With the vast majority of rural Cambodians still lacking access to a toilet, and suffering the incumbent health risks, Ministry of Rural Development officials on Monday renewed long-standing intentions to improve the country’s sanitation infrastructure.
Just days after World Toilet Day, the officials surveyed villages in Kampong Speu province to assess barriers to toilet installation.
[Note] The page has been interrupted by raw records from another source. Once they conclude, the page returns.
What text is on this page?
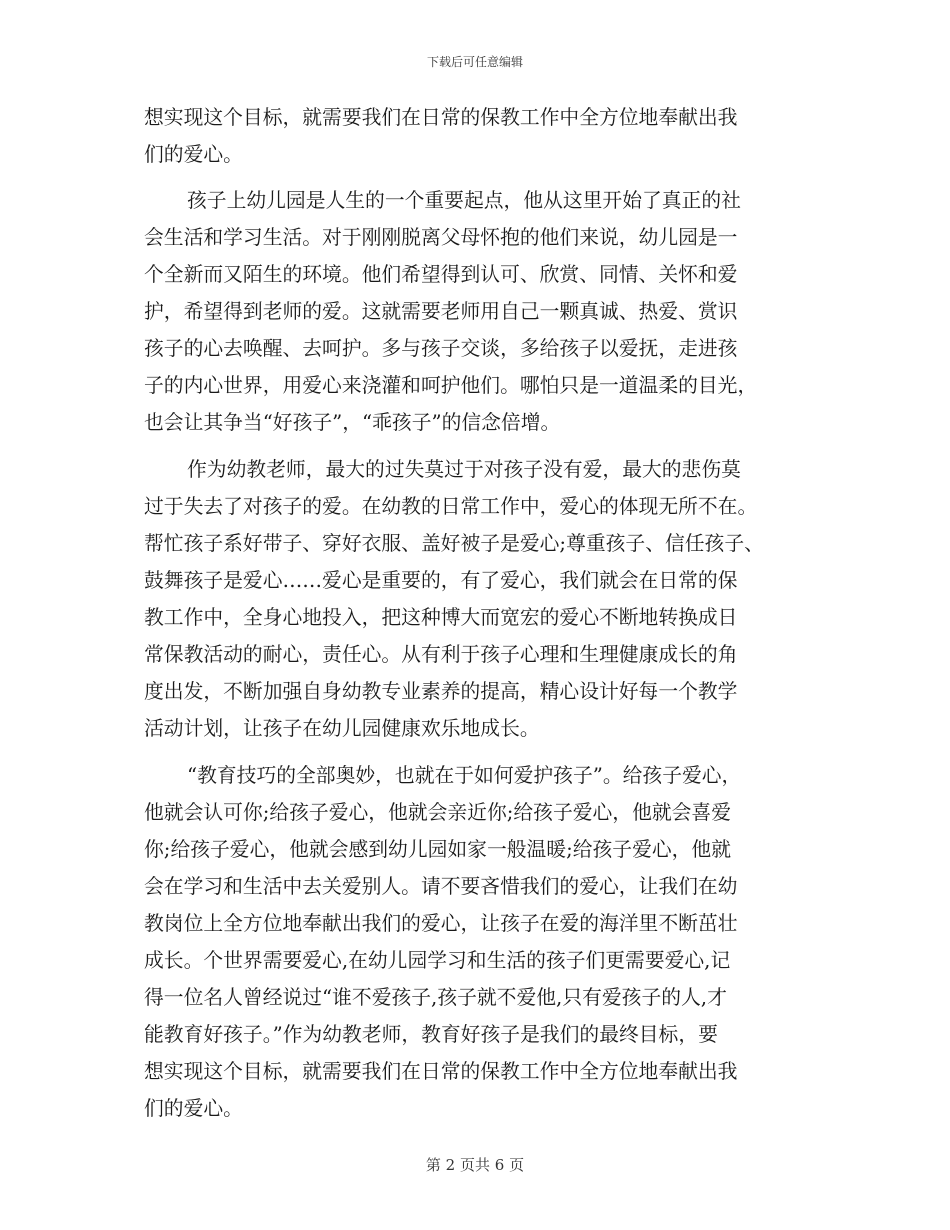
下载后可任意编辑
想实现这个目标，就需要我们在日常的保教工作中全方位地奉献出我
们的爱心。
孩子上幼儿园是人生的一个重要起点，他从这里开始了真正的社
会生活和学习生活。对于刚刚脱离父母怀抱的他们来说，幼儿园是一
个全新而又陌生的环境。他们希望得到认可、欣赏、同情、关怀和爱
护，希望得到老师的爱。这就需要老师用自己一颗真诚、热爱、赏识
孩子的心去唤醒、去呵护。多与孩子交谈，多给孩子以爱抚，走进孩
子的内心世界，用爱心来浇灌和呵护他们。哪怕只是一道温柔的目光，
也会让其争当“好孩子”，“乖孩子”的信念倍增。
作为幼教老师，最大的过失莫过于对孩子没有爱，最大的悲伤莫
过于失去了对孩子的爱。在幼教的日常工作中，爱心的体现无所不在。
帮忙孩子系好带子、穿好衣服、盖好被子是爱心;尊重孩子、信任孩子、
鼓舞孩子是爱心……爱心是重要的，有了爱心，我们就会在日常的保
教工作中，全身心地投入，把这种博大而宽宏的爱心不断地转换成日
常保教活动的耐心，责任心。从有利于孩子心理和生理健康成长的角
度出发，不断加强自身幼教专业素养的提高，精心设计好每一个教学
活动计划，让孩子在幼儿园健康欢乐地成长。
“教育技巧的全部奥妙，也就在于如何爱护孩子”。给孩子爱心，
他就会认可你;给孩子爱心，他就会亲近你;给孩子爱心，他就会喜爱
你;给孩子爱心，他就会感到幼儿园如家一般温暖;给孩子爱心，他就
会在学习和生活中去关爱别人。请不要吝惜我们的爱心，让我们在幼
教岗位上全方位地奉献出我们的爱心，让孩子在爱的海洋里不断茁壮
成长。个世界需要爱心,在幼儿园学习和生活的孩子们更需要爱心,记
得一位名人曾经说过“谁不爱孩子,孩子就不爱他,只有爱孩子的人,才
能教育好孩子。”作为幼教老师，教育好孩子是我们的最终目标，要
想实现这个目标，就需要我们在日常的保教工作中全方位地奉献出我
们的爱心。
第 2 页共 6 页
“[Villagers] claimed that they prefer open defecation behind their house, in the wild or in the rice fields.… It is difficult to change their minds,” Chhorn Chhoeurn, a deputy at the department of rural health care, said.
Cambodia has the lowest toilet coverage in East Asia, according to UNICEF, with the official census showing that only 23 per cent of rural households have access to a latrine.
The cheapest latrines cost about $25 each, a large chunk of many rural households’ income. Yet latrines provide long-term savings: According to the World Bank, a rural Cambodian family loses nearly $70 annually because of diseases related to poor sanitation and hygiene.
“Essentially, [defecating] outside means eating it; it gets into the water and the food,” Cordell Jacks, co-director of International Development Enterprises’ (IDE) sanitation marketing program, said. “Diarrheal diseases … kill more children than malaria, measles and AIDS combined.”
IDE and other NGOs have partnered with Vision Fund to provide rural families with microfinance loans to offset the cost of installing toilets. The program has seen sanitation access rapidly increase.
“It’s starting to be more of a societal norm to have a latrine,” Jacks said.
To further Cambodia’s 2015 goal to halve the percentage of the population lacking access to sanitation, the Ministry of Rural Development plans to start educational programs in schools and pagodas next year.
“We do not demand they build modern latrines or spend much money, but only buy the cheapest dry latrine,” said Chhoeurn.